I slop dinner on the table–noodles in colander, sauce in the pan it was cooked in, cheese on the grating board it was grated on. Flora spreads the plates. Cinder searches for forks. “Success!” he hollers. “I’ve got five. Although, really, Flora and Ender would be just as happy eating with their fingers.” To prove the point, Ender grabs two handfuls of green beans and stuffs them in his gob. I don’t so much sit down as collapse into the chair. Sean joins us. Looks at the table. At us. And says one of those things for which I love and adore him.
“You made us supper! With the Ender!
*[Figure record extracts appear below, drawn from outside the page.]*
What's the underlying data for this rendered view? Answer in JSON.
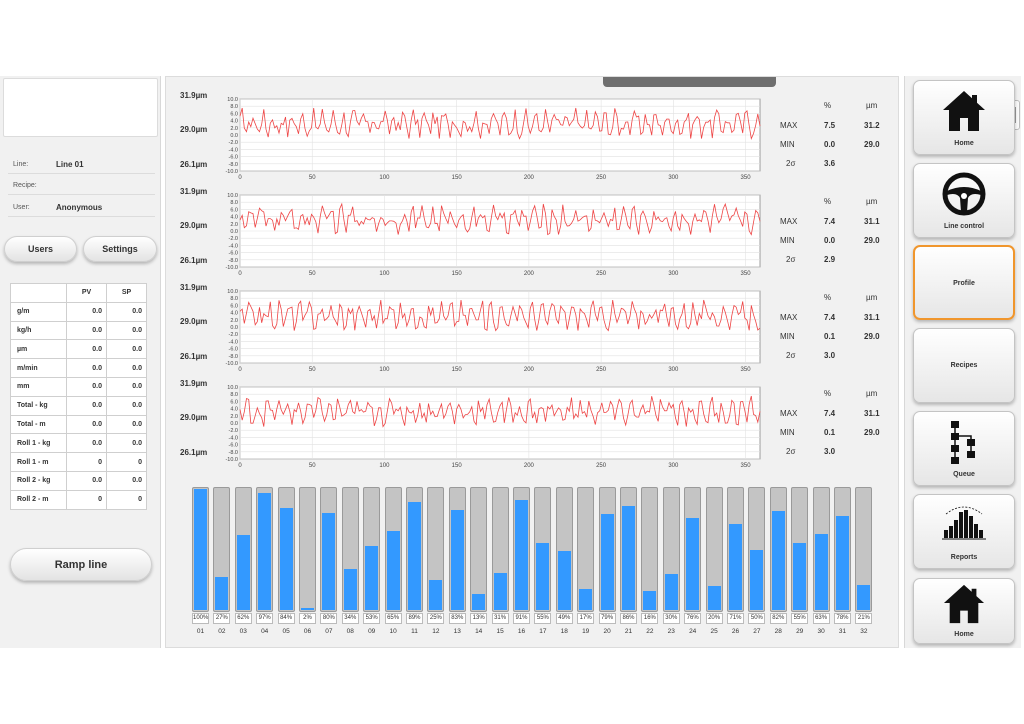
{
  "left_panel": {
    "info": [
      {
        "label": "Line:",
        "value": "Line 01"
      },
      {
        "label": "Recipe:",
        "value": ""
      },
      {
        "label": "User:",
        "value": "Anonymous"
      }
    ],
    "users_button": "Users",
    "settings_button": "Settings",
    "pv_sp_table": {
      "headers": [
        "",
        "PV",
        "SP"
      ],
      "rows": [
        {
          "label": "g/m",
          "pv": "0.0",
          "sp": "0.0"
        },
        {
          "label": "kg/h",
          "pv": "0.0",
          "sp": "0.0"
        },
        {
          "label": "µm",
          "pv": "0.0",
          "sp": "0.0"
        },
        {
          "label": "m/min",
          "pv": "0.0",
          "sp": "0.0"
        },
        {
          "label": "mm",
          "pv": "0.0",
          "sp": "0.0"
        },
        {
          "label": "Total - kg",
          "pv": "0.0",
          "sp": "0.0"
        },
        {
          "label": "Total - m",
          "pv": "0.0",
          "sp": "0.0"
        },
        {
          "label": "Roll 1 - kg",
          "pv": "0.0",
          "sp": "0.0"
        },
        {
          "label": "Roll 1 - m",
          "pv": "0",
          "sp": "0"
        },
        {
          "label": "Roll 2 - kg",
          "pv": "0.0",
          "sp": "0.0"
        },
        {
          "label": "Roll 2 - m",
          "pv": "0",
          "sp": "0"
        }
      ]
    },
    "ramp_button": "Ramp line"
  },
  "profile_charts": [
    {
      "top_label": "31.9µm",
      "mid_label": "29.0µm",
      "bottom_label": "26.1µm",
      "stats": {
        "pct_header": "%",
        "um_header": "µm",
        "max_label": "MAX",
        "min_label": "MIN",
        "sigma_label": "2σ",
        "max_pct": "7.5",
        "max_um": "31.2",
        "min_pct": "0.0",
        "min_um": "29.0",
        "sigma": "3.6"
      }
    },
    {
      "top_label": "31.9µm",
      "mid_label": "29.0µm",
      "bottom_label": "26.1µm",
      "stats": {
        "pct_header": "%",
        "um_header": "µm",
        "max_label": "MAX",
        "min_label": "MIN",
        "sigma_label": "2σ",
        "max_pct": "7.4",
        "max_um": "31.1",
        "min_pct": "0.0",
        "min_um": "29.0",
        "sigma": "2.9"
      }
    },
    {
      "top_label": "31.9µm",
      "mid_label": "29.0µm",
      "bottom_label": "26.1µm",
      "stats": {
        "pct_header": "%",
        "um_header": "µm",
        "max_label": "MAX",
        "min_label": "MIN",
        "sigma_label": "2σ",
        "max_pct": "7.4",
        "max_um": "31.1",
        "min_pct": "0.1",
        "min_um": "29.0",
        "sigma": "3.0"
      }
    },
    {
      "top_label": "31.9µm",
      "mid_label": "29.0µm",
      "bottom_label": "26.1µm",
      "stats": {
        "pct_header": "%",
        "um_header": "µm",
        "max_label": "MAX",
        "min_label": "MIN",
        "sigma_label": "2σ",
        "max_pct": "7.4",
        "max_um": "31.1",
        "min_pct": "0.1",
        "min_um": "29.0",
        "sigma": "3.0"
      }
    }
  ],
  "chart_axis": {
    "y_ticks": [
      "10.0",
      "8.0",
      "6.0",
      "4.0",
      "2.0",
      "0.0",
      "-2.0",
      "-4.0",
      "-6.0",
      "-8.0",
      "-10.0"
    ],
    "x_ticks": [
      0,
      50,
      100,
      150,
      200,
      250,
      300,
      350
    ],
    "x_range": [
      0,
      360
    ],
    "y_range": [
      -10,
      10
    ],
    "line_color": "#ee4444"
  },
  "bar_chart": {
    "color": "#3399ff",
    "labels": [
      "01",
      "02",
      "03",
      "04",
      "05",
      "06",
      "07",
      "08",
      "09",
      "10",
      "11",
      "12",
      "13",
      "14",
      "15",
      "16",
      "17",
      "18",
      "19",
      "20",
      "21",
      "22",
      "23",
      "24",
      "25",
      "26",
      "27",
      "28",
      "29",
      "30",
      "31",
      "32"
    ],
    "values": [
      100,
      27,
      62,
      97,
      84,
      2,
      80,
      34,
      53,
      65,
      89,
      25,
      83,
      13,
      31,
      91,
      55,
      49,
      17,
      79,
      86,
      16,
      30,
      76,
      20,
      71,
      50,
      82,
      55,
      63,
      78,
      21
    ]
  },
  "nav": {
    "home_top": "Home",
    "line_control": "Line control",
    "profile": "Profile",
    "recipes": "Recipes",
    "queue": "Queue",
    "reports": "Reports",
    "home_bottom": "Home"
  },
  "icons": {
    "home": "home-icon",
    "wheel": "steering-wheel-icon",
    "queue": "queue-icon",
    "reports": "histogram-icon"
  }
}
Oh, thank you!”
“Thank you, Mommy, for wonderful food!” says Ender.
“Supper is brought to you by Cinder,” Cinder announces. “There is no way Mom could have made supper if I hadn’t had a bath with Ender. And I don’t know if you heard what he was doing to me in the bath, but I’m covered with scratches in places no one should ever touch.”
“Thank you, Cinder,” I say, wearily. This all is really funny. A part of me knows it. The rest of me is just too tired.
The assorted slop is well-received. Everyone munches.
“I sorry,” says Ender suddenly. We all look up at him. “I sorry,” he repeats. “Me sit on table.” And indeed, there he is, sitting on the table. I sigh. I suppose I should parent.
“Where should you be sitting, monkey?” I ask. Wearily. I be tired. Is been a long day…
“On chair,” says Ender. “Tee hee hee.”
“I think he’s sitting on the table so he can see what’s in his bowl,” says Sean. “You know, so he can spear the stuff he wants?”
“I’m just happy he’s not throwing it at me,” says Cinder.
“Me too,” I agree. “Let him sit on the table.”
“Can I sit on the table?” says Cinder, starting to levitate his bohunkus.
“No,” I don’t even think about it. I have standards. I do.
“Thank you for wonderful supper, Mommy!” Ender sings out. He knows he’s getting away with something. Gives me a beatific smile.
“And you put away all the laundry too,” enthuses Sean.
(The great think about being a really crappy housekeeper: the least effort on your part is appreciated in spades. Do your kids celebrate when they have clean pajamas in the drawers and clean cups in the cupboard? Mine do. Ha!)
“I did,” I say. I intercept Ender as he tries to stuff two noodles simultaneously into his nose. “Want to know why?” No one really wants to know why, that is clear, but they love me, so they will indulge me.
“I was in the bathroom.” Peeing. I have to pee, you know. And I like to do it alone. Sigh. But it has a price. It means I leave him alone. Just long enough… “And Ender opens the door and comes in. And says…
Mama? I find laundry basket on landing. I throw it down the stairs. Then I jump on it and pee on it. Are you angry?
And so… I folded and put away all the laundry.”
And this is how you know that I really am a crappy housekeeper, because Sean’s immediate reaction:
Um… was it my laundry? And did you fold and put away the peed-on laundry without re-washing it?
You’ll never know, darling. You’ll never know.